Dans Le Magnifique, l’intrigue ne prend en effet son épaisseur que lorsque commence soudainement le va-et-vient et la superposition entre l’existence banale de l’écrivain François Merlin et les aventures hyperboliques de Bob Saint-Clar. Belmondo passe de l’un à l’autre avec un plaisir communicatif et un talent sans faille : il réussit à être aussi enthousiasmant en se lavant les dents qu’en renvoyant une grenade avec une raquette de tennis.

Dans cette étude sans prétention des coulisses de la création littéraire, on découvre peu à peu que l’écrivain a donné les traits de son éditeur, qui lui réclame sans pitié de nouvelles pages, à l’infâme colonel Karpov, qui menace Bob de lui faire dévorer les pieds par des rats.
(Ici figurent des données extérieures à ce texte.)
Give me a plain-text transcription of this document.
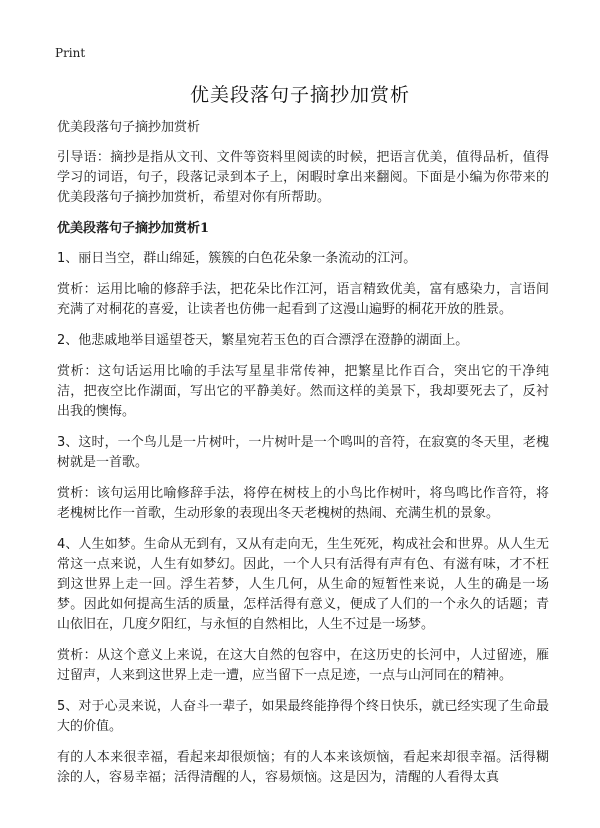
Print
优美段落句子摘抄加赏析

优美段落句子摘抄加赏析

引导语：摘抄是指从文刊、文件等资料里阅读的时候，把语言优美，值得品析，值得学习的词语，句子，段落记录到本子上，闲暇时拿出来翻阅。下面是小编为你带来的优美段落句子摘抄加赏析，希望对你有所帮助。

优美段落句子摘抄加赏析1

1、丽日当空，群山绵延，簇簇的白色花朵象一条流动的江河。

赏析：运用比喻的修辞手法，把花朵比作江河，语言精致优美，富有感染力，言语间充满了对桐花的喜爱，让读者也仿佛一起看到了这漫山遍野的桐花开放的胜景。

2、他悲戚地举目遥望苍天，繁星宛若玉色的百合漂浮在澄静的湖面上。

赏析：这句话运用比喻的手法写星星非常传神，把繁星比作百合，突出它的干净纯洁，把夜空比作湖面，写出它的平静美好。然而这样的美景下，我却要死去了，反衬出我的懊悔。

3、这时，一个鸟儿是一片树叶，一片树叶是一个鸣叫的音符，在寂寞的冬天里，老槐树就是一首歌。

赏析：该句运用比喻修辞手法，将停在树枝上的小鸟比作树叶，将鸟鸣比作音符，将老槐树比作一首歌，生动形象的表现出冬天老槐树的热闹、充满生机的景象。

4、人生如梦。生命从无到有，又从有走向无，生生死死，构成社会和世界。从人生无常这一点来说，人生有如梦幻。因此，一个人只有活得有声有色、有滋有味，才不枉到这世界上走一回。浮生若梦，人生几何，从生命的短暂性来说，人生的确是一场梦。因此如何提高生活的质量，怎样活得有意义，便成了人们的一个永久的话题；青山依旧在，几度夕阳红，与永恒的自然相比，人生不过是一场梦。

赏析：从这个意义上来说，在这大自然的包容中，在这历史的长河中，人过留迹，雁过留声，人来到这世界上走一遭，应当留下一点足迹，一点与山河同在的精神。

5、对于心灵来说，人奋斗一辈子，如果最终能挣得个终日快乐，就已经实现了生命最大的价值。

有的人本来很幸福，看起来却很烦恼；有的人本来该烦恼，看起来却很幸福。活得糊涂的人，容易幸福；活得清醒的人，容易烦恼。这是因为，清醒的人看得太真
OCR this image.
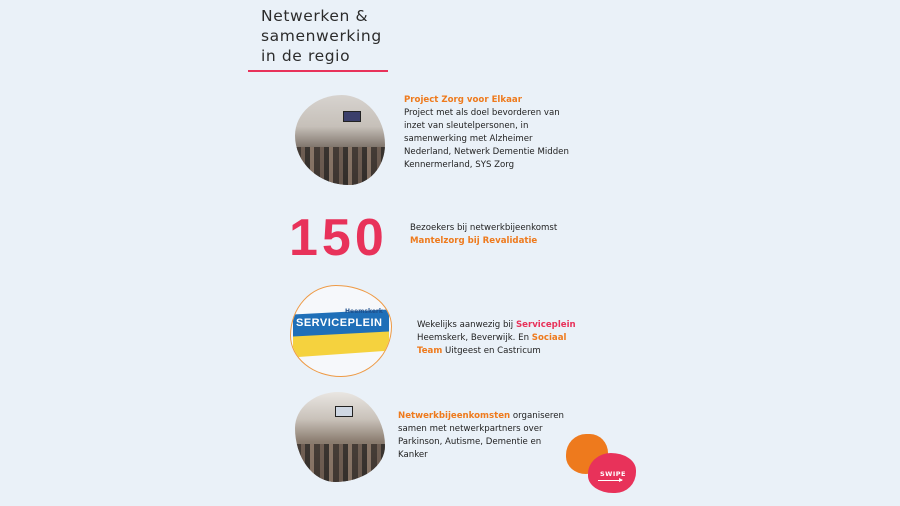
Netwerken &
samenwerking
in de regio
Project Zorg voor Elkaar
Project met als doel bevorderen van inzet van sleutelpersonen, in samenwerking met Alzheimer Nederland, Netwerk Dementie Midden Kennermerland, SYS Zorg
150	Bezoekers bij netwerkbijeenkomst
Mantelzorg bij Revalidatie
Heemskerk
SERVICEPLEIN	Wekelijks aanwezig bij Serviceplein Heemskerk, Beverwijk. En Sociaal Team Uitgeest en Castricum
Netwerkbijeenkomsten organiseren samen met netwerkpartners over Parkinson, Autisme, Dementie en Kanker
SWIPE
Selon le même procédé, l’héroïne en maillot de bain, Tatiana, est une image fantasmée de la plus sage Christine, qui habite à l’étage du dessus et entreprend une thèse sur l’univers romanesque de Merlin. Autrement dit, l’écrivain ne cesse de nourrir son œuvre des événements et des personnes de sa vie quotidienne. De là une série de télescopages drolatiques, comme une femme de ménage passant l’aspirateur au milieu des mitraillettes. Télescopages ou plutôt courts-circuits, dans ce film où les fils électriques servent sans doute de métaphore aux fils du récit. L’appartement délabré de l’écrivain est en chantier, de même que la nouvelle aventure de Bob Saint-Clar est en cours d’écriture.  

La leçon de Philippe de Broca n’est pourtant pas à un éloge de la fiction compensatrice, qui permettrait à un homme exaspéré par son plombier de le trucider par personnage interposé. Le ressort principal de l’intrigue est, au contraire, que l’écrivain François Merlin est asservi à son personnage au fil et à mesure qu’il lui invente des aventures. Son drame n’est pas seulement d’être sans cesse ramené par ses lecteurs au héros qu’il a créé, mais de finir par se croire obligé de lui ressembler. La comédie déjantée est ainsi l’histoire de deux libérations : tandis que Bob Saint-Clar, selon la loi du genre, se libère sans cesse des griffes de Karpov et de ses sbires, François se libère de l’emprise de Bob : "Ah, Bob Saint-Clar ! Mais ça fait dix ans qu’il m’étouffe, qu’il me ronge, cet abruti." On pense à Conan Doyle ayant fait mourir rapidement Sherlock Holmes et s’obligeant, non sans réticences manifestes, à lui redonner vie dans Le Chien des Baskerville.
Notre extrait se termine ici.